Einblicke in die »Sachablage 306/80«

Wie das MfS die Westberliner Polizei auszuspähen versuchte – ein Dossier der FU

  • Rainer Funke
  • Lesedauer: 3 Min.

Im Schnitt 10 bis 20 Informanten arbeiteten jährlich zwischen 1950 und 1972 für das Ministerium für Staatssicherheit (MfS) in der Westberliner Polizei. Dabei war der DDR-Geheimdienst an der gesamten Bandbreite des Alltags in den 116 Revieren und 12 Inspektionen sowie dem Drumherum interessiert – Fotos von und aus Dienststellen, an Stammkneipen von Polizisten, wo Alkohol ihnen womöglich die Zunge lockerte, Adressen, interne Dienstabläufe, Grundrisse von Polizeistationen, Strukturen, Waffendepots, Telefonnummern, Fahrzeugkennzeichen, Details über Führungskräfte und ihr Privatleben, Fahndungshintergründe, Ausrüstung, Bewaffnung, technische Ausstattung.

Zu den Informanten zählten neben Polizisten auch Hausfrauen, Rentner, Kleinkriminelle, Taxifahrer, Kaufleute, Journalisten »und sogar Terroristen«. Diese Ansicht vertreten Mitarbeiter des Forschungsverbundes SED-Staat an der Freien Universität Berlin (FU) nach Analyse von 180 einst beim MfS archivierten Aktenbänden namens »Allgemeine Sachablage 306/80«. Das jetzt vorliegende 166-seitige Dossier hatte Berlins Polizeipräsident Dieter Glietsch im Juli 2009 bei der FU bestellt, nachdem drei Monate zuvor bekannt geworden war, dass der Kriminaloberkommissar des Westberliner Staatsschutzes Karl-Heinz Kurras Mitarbeiter des MfS gewesen war.

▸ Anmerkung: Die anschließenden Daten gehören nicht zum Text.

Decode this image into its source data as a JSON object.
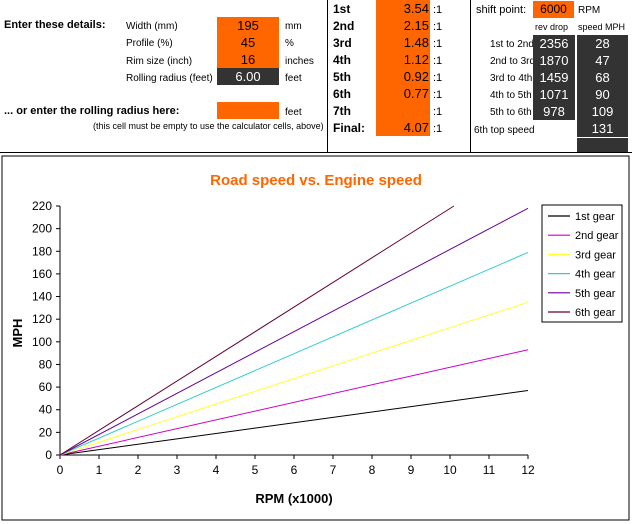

Dieser Mann hatte 1967 den Studenten Benno Ohnesorg erschossen. Der Auftrag an die FU wurde inzwischen auf die Jahre 1972 bis 1990 erweitert – Ergebnisse erwartet man in einem Jahr.

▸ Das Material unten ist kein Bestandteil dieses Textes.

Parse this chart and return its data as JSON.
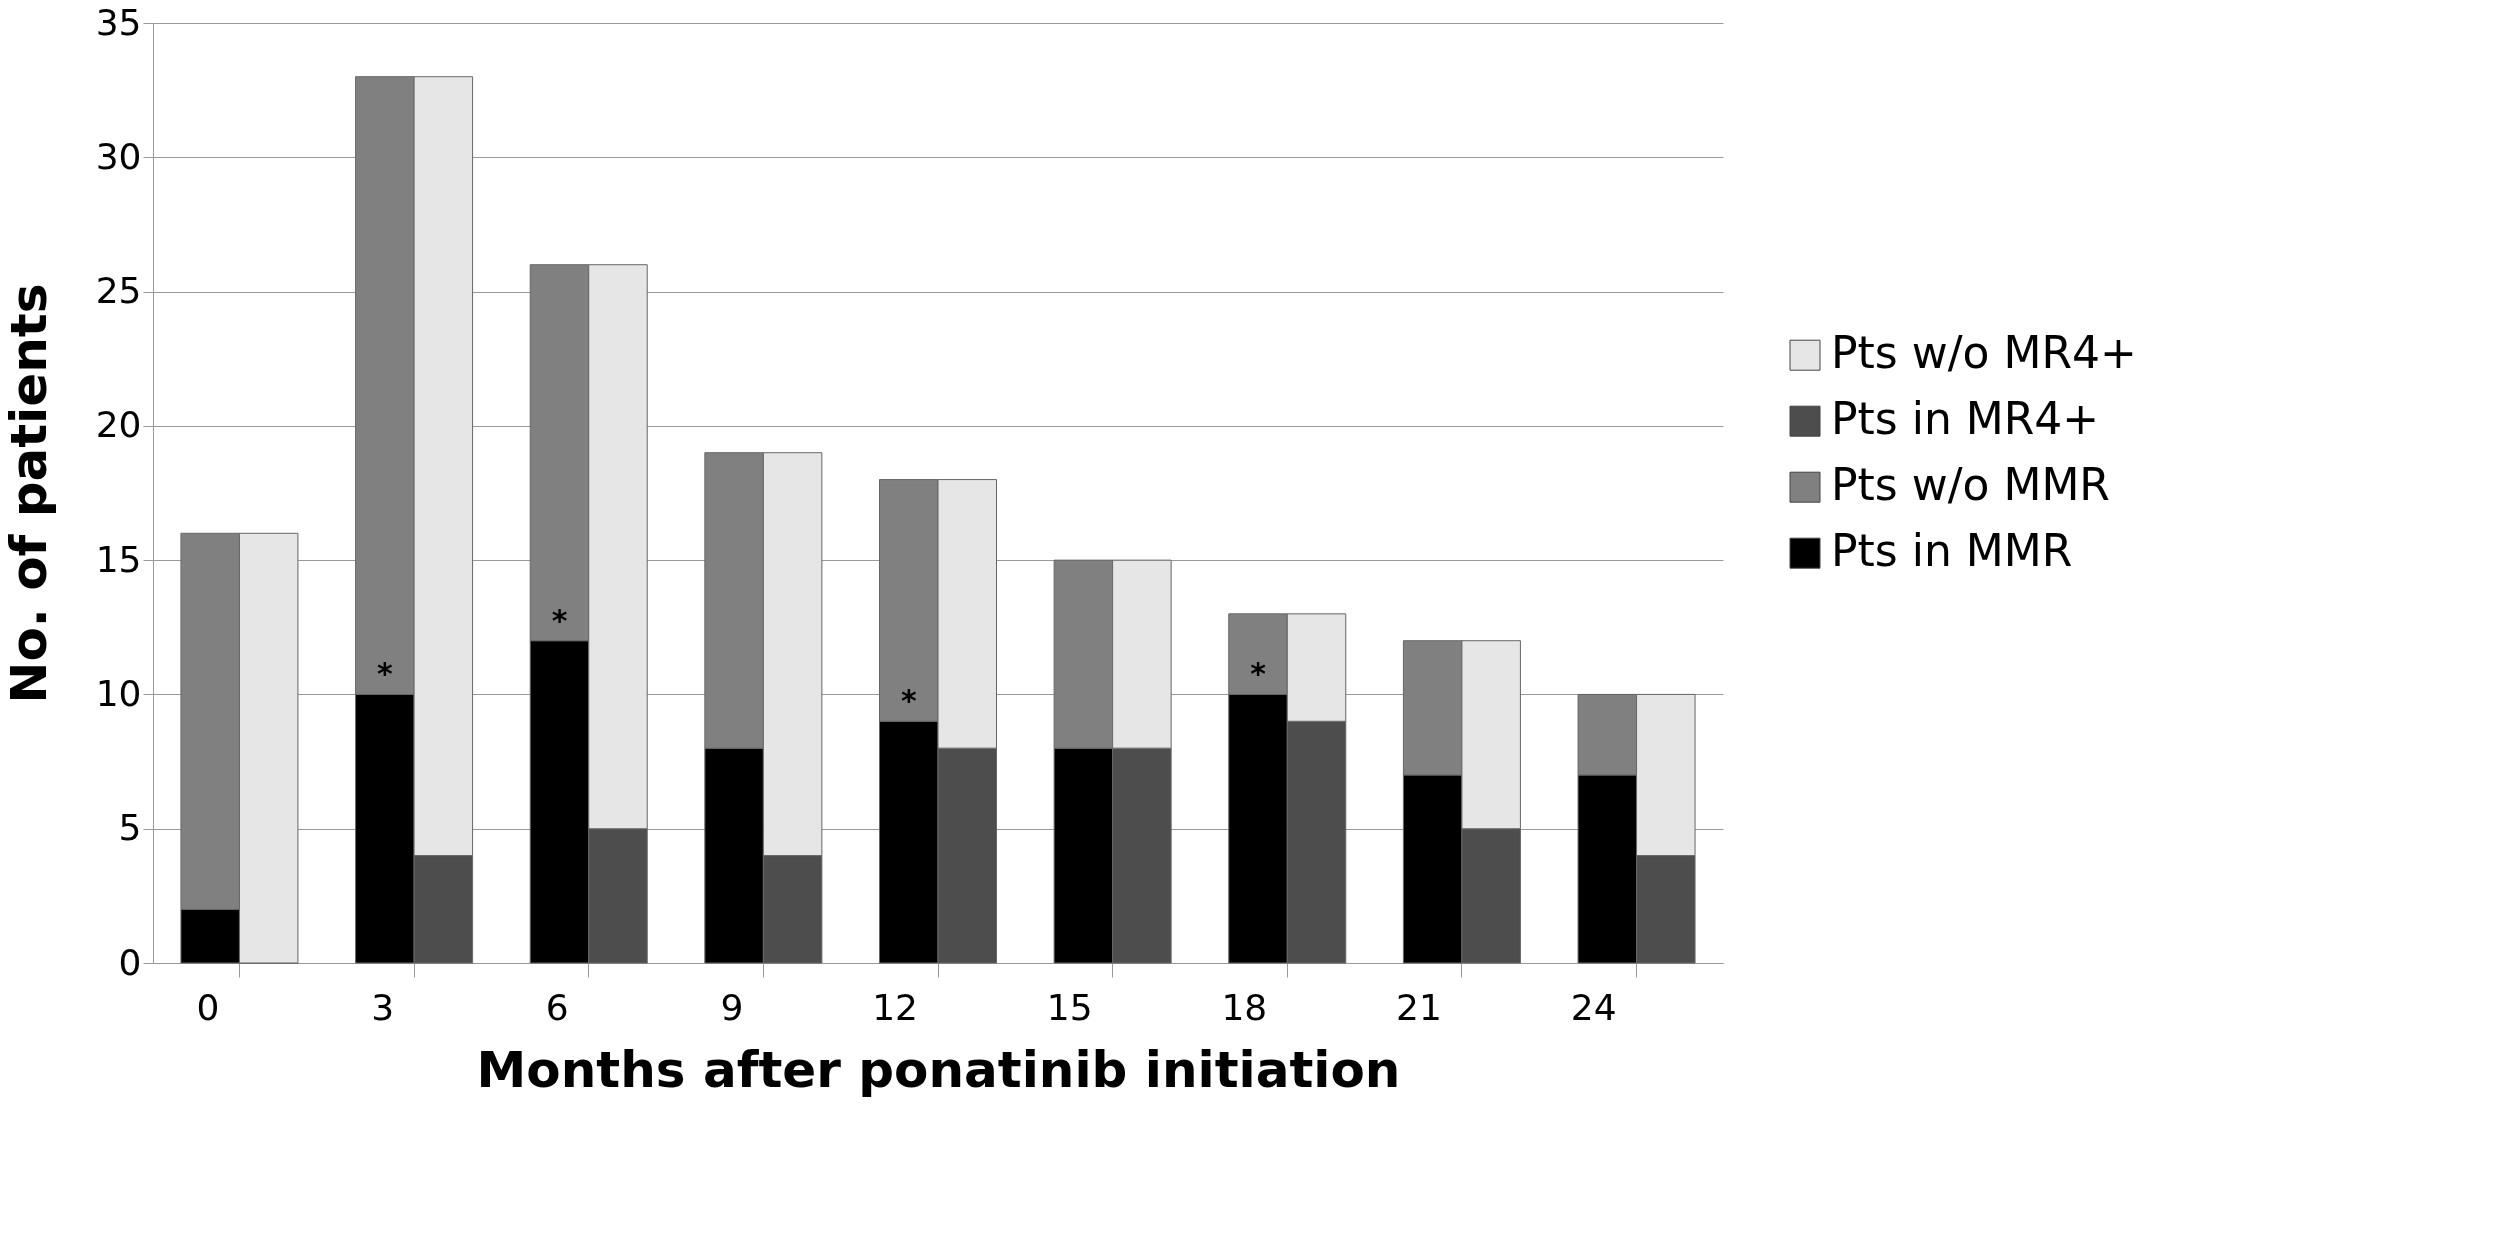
{
  "chart_data": {
    "type": "bar",
    "stacked": true,
    "xlabel": "Months after ponatinib initiation",
    "ylabel": "No. of patients",
    "categories": [
      "0",
      null,
      "3",
      null,
      "6",
      null,
      "9",
      null,
      "12",
      null,
      "15",
      null,
      "18",
      null,
      "21",
      null,
      "24",
      null
    ],
    "series": [
      {
        "name": "Pts in MMR",
        "color": "#000000",
        "values": [
          2,
          null,
          10,
          null,
          12,
          null,
          8,
          null,
          9,
          null,
          8,
          null,
          10,
          null,
          7,
          null,
          7,
          null
        ]
      },
      {
        "name": "Pts w/o MMR",
        "color": "#808080",
        "values": [
          14,
          null,
          23,
          null,
          14,
          null,
          11,
          null,
          9,
          null,
          7,
          null,
          3,
          null,
          5,
          null,
          3,
          null
        ]
      },
      {
        "name": "Pts in MR4+",
        "color": "#4d4d4d",
        "values": [
          null,
          0,
          null,
          4,
          null,
          5,
          null,
          4,
          null,
          8,
          null,
          8,
          null,
          9,
          null,
          5,
          null,
          4
        ]
      },
      {
        "name": "Pts w/o MR4+",
        "color": "#e6e6e6",
        "values": [
          null,
          16,
          null,
          29,
          null,
          21,
          null,
          15,
          null,
          10,
          null,
          7,
          null,
          4,
          null,
          7,
          null,
          6
        ]
      }
    ],
    "ylim": [
      0,
      35
    ],
    "yticks": [
      0,
      5,
      10,
      15,
      20,
      25,
      30,
      35
    ],
    "grid": "y",
    "legend": "right",
    "annotations": [
      {
        "text": "*",
        "x": "3",
        "y": 10
      },
      {
        "text": "*",
        "x": "6",
        "y": 12
      },
      {
        "text": "*",
        "x": "12",
        "y": 9
      },
      {
        "text": "*",
        "x": "18",
        "y": 10
      }
    ]
  }
}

Die genannten Informationen habe das MfS offenkundig zusammengestellt, um »verwundbare Stellen zu finden« und damit auf den Fall X vorbereitet zu sein. Man habe offenbar bis in die späten 80er Jahre mit einer militärischen Auseinandersetzung gerechnet, denkt Prof. Klaus Schröder, der die Forschungsgruppe leitet. Es sei ein Wust von Details zusammengetragen worden, aus denen man keinerlei relevante Schlüsse mehr hätte ziehen können. Die Polizeien in beiden Teilen der Stadt seien militarisiert gewesen, die im Osten allerdings deutlich höher, so Schröder. An der Ausforschung der Westberliner Polizei habe sich auch die MfS-Hauptverwaltung Aufklärung und die Militärabwehr beteiligt. Die Akten der NVA seien allerdings unter Minister Rainer Eppelmann vernichtet worden, meint Ko-Projektleiter Jochen Staadt. Gleichwohl existierten bei der Stasi-Unterlagenbehörde Kopien.

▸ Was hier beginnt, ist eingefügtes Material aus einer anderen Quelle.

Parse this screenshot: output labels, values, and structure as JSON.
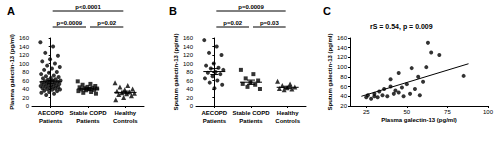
{
  "chart_data": [
    {
      "type": "scatter",
      "title": "A",
      "ylabel": "Plasma galectin-13 (pg/ml)",
      "color": "#000000",
      "ylim": [
        0,
        160
      ],
      "yticks": [
        0,
        20,
        40,
        60,
        80,
        100,
        120,
        140,
        160
      ],
      "groups": [
        {
          "name": "AECOPD Patients",
          "marker": "circle",
          "mean": 57,
          "sem": 3.5,
          "values": [
            150,
            140,
            125,
            118,
            110,
            105,
            100,
            95,
            92,
            88,
            85,
            80,
            78,
            75,
            72,
            70,
            68,
            66,
            65,
            63,
            62,
            60,
            60,
            58,
            57,
            56,
            55,
            54,
            53,
            52,
            50,
            50,
            49,
            48,
            47,
            46,
            45,
            44,
            43,
            42,
            41,
            40,
            39,
            38,
            36,
            35,
            33,
            31,
            29,
            26
          ]
        },
        {
          "name": "Stable COPD Patients",
          "marker": "rect",
          "mean": 40,
          "sem": 2.5,
          "values": [
            58,
            52,
            50,
            47,
            45,
            44,
            43,
            42,
            41,
            40,
            39,
            38,
            37,
            35,
            33,
            31,
            29
          ]
        },
        {
          "name": "Healthy Controls",
          "marker": "triangle",
          "mean": 32,
          "sem": 3,
          "values": [
            55,
            48,
            45,
            40,
            38,
            35,
            33,
            31,
            30,
            29,
            27,
            24,
            20,
            15
          ]
        }
      ],
      "comparisons": [
        {
          "groups": [
            0,
            2
          ],
          "label": "p<0.0001"
        },
        {
          "groups": [
            0,
            1
          ],
          "label": "p=0.0009"
        },
        {
          "groups": [
            1,
            2
          ],
          "label": "p=0.02"
        }
      ]
    },
    {
      "type": "scatter",
      "title": "B",
      "ylabel": "Sputum galectin-13 (pg/ml)",
      "color": "#000000",
      "ylim": [
        0,
        160
      ],
      "yticks": [
        0,
        20,
        40,
        60,
        80,
        100,
        120,
        140,
        160
      ],
      "groups": [
        {
          "name": "AECOPD Patients",
          "marker": "circle",
          "mean": 81,
          "sem": 7,
          "values": [
            155,
            140,
            125,
            120,
            100,
            95,
            90,
            88,
            85,
            80,
            78,
            75,
            70,
            65,
            60,
            55,
            50,
            42
          ]
        },
        {
          "name": "Stable COPD Patients",
          "marker": "rect",
          "mean": 56,
          "sem": 5,
          "values": [
            85,
            75,
            65,
            60,
            55,
            52,
            50,
            45,
            40
          ]
        },
        {
          "name": "Healthy Controls",
          "marker": "triangle",
          "mean": 44,
          "sem": 2.5,
          "values": [
            58,
            52,
            48,
            45,
            43,
            41,
            40,
            38
          ]
        }
      ],
      "comparisons": [
        {
          "groups": [
            0,
            2
          ],
          "label": "p=0.0009"
        },
        {
          "groups": [
            0,
            1
          ],
          "label": "p=0.02"
        },
        {
          "groups": [
            1,
            2
          ],
          "label": "p=0.03"
        }
      ]
    },
    {
      "type": "scatter",
      "title": "C",
      "xlabel": "Plasma galectin-13 (pg/ml)",
      "ylabel": "Sputum galectin-13 (pg/ml)",
      "color": "#000000",
      "marker": "circle",
      "xlim": [
        15,
        100
      ],
      "xticks": [
        25,
        50,
        75,
        100
      ],
      "ylim": [
        20,
        160
      ],
      "yticks": [
        20,
        40,
        60,
        80,
        100,
        120,
        140,
        160
      ],
      "x": [
        25,
        26,
        28,
        30,
        30,
        32,
        33,
        35,
        36,
        38,
        40,
        40,
        42,
        43,
        45,
        45,
        47,
        48,
        50,
        52,
        53,
        55,
        57,
        58,
        60,
        62,
        63,
        65,
        70,
        85
      ],
      "y": [
        38,
        42,
        35,
        40,
        45,
        38,
        50,
        42,
        55,
        40,
        60,
        75,
        45,
        52,
        48,
        88,
        58,
        40,
        65,
        45,
        98,
        55,
        80,
        42,
        70,
        100,
        150,
        130,
        125,
        82
      ],
      "trend": {
        "x": [
          22,
          88
        ],
        "y": [
          40,
          107
        ]
      },
      "annotations": [
        "rS = 0.54, p = 0.009"
      ]
    }
  ]
}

Einflüsse auf Willensbildung und Entscheidungsprozesse in der Westberliner Polizeibehörde seien dem MfS nicht gelungen, konstatiert das Dossier. Allerdings habe man versucht, mit gewonnenen Informationen Desinformationskampagnen zu unterfüttern, um die Polizisten zu verunsichern. Eine wichtige Rolle soll dabei die »Demokratische Polizei« gespielt haben. Das Blättchen sei als Zeitung kritischer westlicher Gewerkschafter verbreitet, in Wirklichkeit aber vom MfS editiert worden.

Kurras habe den Staatsschutzbereich, den er überschauen konnte, für den DDR-Geheimdienst »zu einem offenen Buch« gemacht. Er sei für das MfS ein Glücksfall und ein Ausnahmeerfolg zugleich gewesen. Laut FU-Projekt konnten die Decknamen von 20 Informanten enttarnt werden, bei 19 Quellen der HVA und weiteren 40 Quellen anderer MfS-Abteilungen in den Westberliner Polizeigremien könne man nicht auf ihre Urheber schließen. In die Leitungsebene, so die Analyse, habe das MfS nicht eindringen können – ein Aufstieg in der Westberliner Polizei sei immer mit Sicherheitsüberprüfungen einhergegangen, so dass IM-Polizisten aufgeflogen wären.